Durante cerca de uma hora, os jovens levantaram temas variados, desde o futuro das novas gerações num contexto internacional mais instável ao acesso à habitação, passando pelo Serviço Nacional de Saúde, a educação, a inovação ou o impacto das novas tecnologias.
Segundo Marta Amaral, também se discutiram desafios como a fuga de cérebros e o regresso de jovens que estiveram emigrados, bem como questões demográficas, como a natalidade e o envelhecimento da população. Houve ainda sugestões concretas, como a nomeação de um membro do Conselho de Estado com menos de 35 anos e a necessidade de descentralizar oportunidades para além de Lisboa e do Porto.
Apesar do número elevado de participantes, nem todos conseguiram intervir. “Éramos 52 e falaram poucas pessoas para a quantidade de pessoas que estavam na sala”, explicou Marta.
No final da sessão, o Presidente interveio durante poucos minutos para reforçar que pretende continuar a ouvir os mais novos. Disse querer construir uma “coligação” com os jovens portugueses e prometeu criar, através da Casa Civil, mecanismos para recolher contributos e ideias, incluindo de quem não esteve presente.
“Eu quero ouvir-vos sobre os vossos problemas”, afirmou António José Seguro, acrescentando que, ao contrário da sua geração, que via o futuro como “uma avenida enorme”, os jovens de hoje enfrentam “uma rua muito estreita”.

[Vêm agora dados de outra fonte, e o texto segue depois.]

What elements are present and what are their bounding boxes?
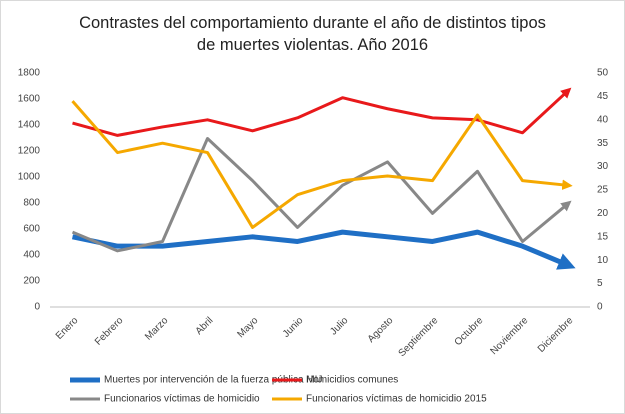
y2-tick-label: 50 xyxy=(597,68,609,79)
series-line xyxy=(72,87,572,137)
y-tick-label: 200 xyxy=(23,276,40,287)
x-tick-label: Junio xyxy=(281,315,306,340)
y-tick-label: 0 xyxy=(34,302,40,313)
series-line xyxy=(71,229,576,270)
y-tick-label: 1400 xyxy=(18,120,41,131)
x-tick-label: Marzo xyxy=(143,315,171,343)
y2-tick-label: 10 xyxy=(597,255,609,266)
x-tick-label: Julio xyxy=(328,315,351,338)
x-tick-label: Agosto xyxy=(366,315,396,345)
chart-title: Contrastes del comportamiento durante el… xyxy=(79,14,546,54)
x-tick-label: Diciembre xyxy=(536,315,576,355)
legend-label: Funcionarios víctimas de homicidio xyxy=(104,394,260,405)
y2-tick-label: 25 xyxy=(597,185,609,196)
y2-tick-label: 40 xyxy=(597,114,609,125)
y2-tick-label: 30 xyxy=(597,161,609,172)
x-tick-label: Noviembre xyxy=(489,315,531,357)
title-box: Contrastes del comportamiento durante el… xyxy=(0,12,625,56)
legend-label: Funcionarios víctimas de homicidio 2015 xyxy=(306,394,487,405)
y-tick-label: 1800 xyxy=(18,68,41,79)
y-tick-label: 1200 xyxy=(18,146,41,157)
x-tick-label: Septiembre xyxy=(397,315,441,359)
y-tick-label: 400 xyxy=(23,250,40,261)
y-tick-label: 1600 xyxy=(18,94,41,105)
series-line xyxy=(71,100,573,229)
y-tick-label: 600 xyxy=(23,224,40,235)
y2-tick-label: 35 xyxy=(597,138,609,149)
series-line xyxy=(71,137,572,253)
y2-tick-label: 15 xyxy=(597,231,609,242)
y2-tick-label: 45 xyxy=(597,91,609,102)
x-tick-label: Octubre xyxy=(453,315,486,348)
y-tick-label: 800 xyxy=(23,198,40,209)
x-tick-label: Mayo xyxy=(235,315,260,340)
y-tick-label: 1000 xyxy=(18,172,41,183)
y2-tick-label: 20 xyxy=(597,208,609,219)
x-tick-label: Febrero xyxy=(93,315,126,348)
x-tick-label: Enero xyxy=(54,315,81,342)
legend-label: Muertes por intervención de la fuerza pú… xyxy=(104,375,322,386)
y2-tick-label: 5 xyxy=(597,278,603,289)
x-tick-label: Abril xyxy=(194,315,216,337)
legend-label: Homicidios comunes xyxy=(306,375,398,386)
y2-tick-label: 0 xyxy=(597,302,603,313)
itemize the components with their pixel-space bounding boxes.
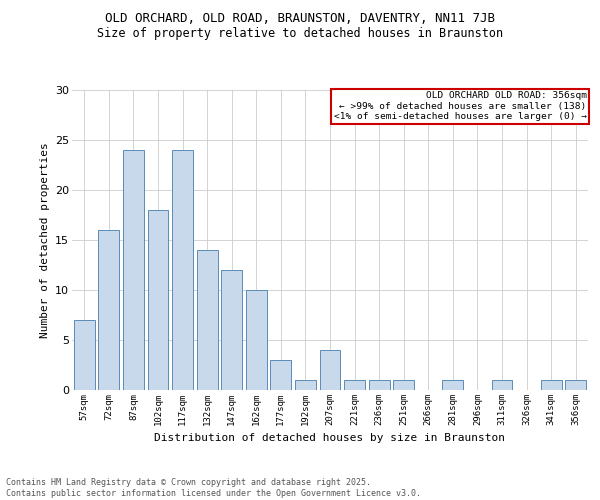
Bar — [172, 150, 193, 390]
Bar — [74, 320, 95, 390]
Bar — [295, 380, 316, 390]
Bar — [197, 250, 218, 390]
Bar — [98, 230, 119, 390]
Bar — [491, 380, 512, 390]
Bar — [221, 270, 242, 390]
Bar — [246, 290, 267, 390]
Bar — [565, 380, 586, 390]
Y-axis label: Number of detached properties: Number of detached properties — [40, 142, 50, 338]
Bar — [344, 380, 365, 390]
Bar — [541, 380, 562, 390]
Text: Size of property relative to detached houses in Braunston: Size of property relative to detached ho… — [97, 28, 503, 40]
Bar — [148, 210, 169, 390]
Text: OLD ORCHARD, OLD ROAD, BRAUNSTON, DAVENTRY, NN11 7JB: OLD ORCHARD, OLD ROAD, BRAUNSTON, DAVENT… — [105, 12, 495, 26]
Text: Contains HM Land Registry data © Crown copyright and database right 2025.
Contai: Contains HM Land Registry data © Crown c… — [6, 478, 421, 498]
Bar — [123, 150, 144, 390]
X-axis label: Distribution of detached houses by size in Braunston: Distribution of detached houses by size … — [155, 434, 505, 444]
Bar — [271, 360, 292, 390]
Text: OLD ORCHARD OLD ROAD: 356sqm
← >99% of detached houses are smaller (138)
<1% of : OLD ORCHARD OLD ROAD: 356sqm ← >99% of d… — [334, 92, 587, 121]
Bar — [442, 380, 463, 390]
Bar — [368, 380, 389, 390]
Bar — [393, 380, 414, 390]
Bar — [320, 350, 340, 390]
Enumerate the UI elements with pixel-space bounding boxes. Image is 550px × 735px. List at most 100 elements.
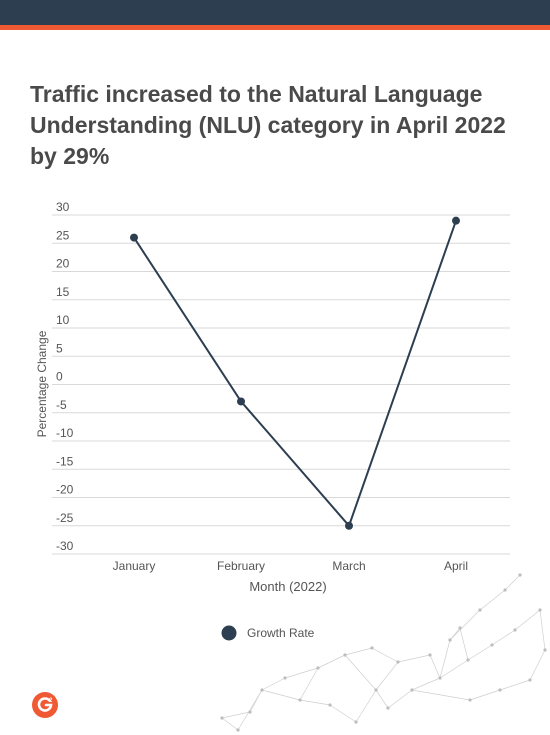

Para vários dos desafios apontados, como a habitação ou a competitividade da economia, Seguro considerou que as soluções já são conhecidas, faltando sobretudo “coragem e vontade política” para as concretizar. Entre os temas que exigem reflexão, destacou também o impacto da inteligência artificial, que disse estar a transformar as relações económicas, sociais e políticas.
Antes de sair do ISCSP, o Presidente convidou os participantes a continuarem o diálogo e pediu que lhe enviassem por escrito as suas propostas. Pouco depois, deixou a faculdade rumo ao Palácio da Ajuda, onde tinha agendada a condecoração do antigo Presidente da República, Marcelo Rebelo de Sousa.
Para Marta Amaral, o desafio agora é garantir que este diálogo se mantém. “A minha geração precisa de mais para continuar a acreditar em Portugal. Se nos ouvirem, já é uma esperança”, concluiu.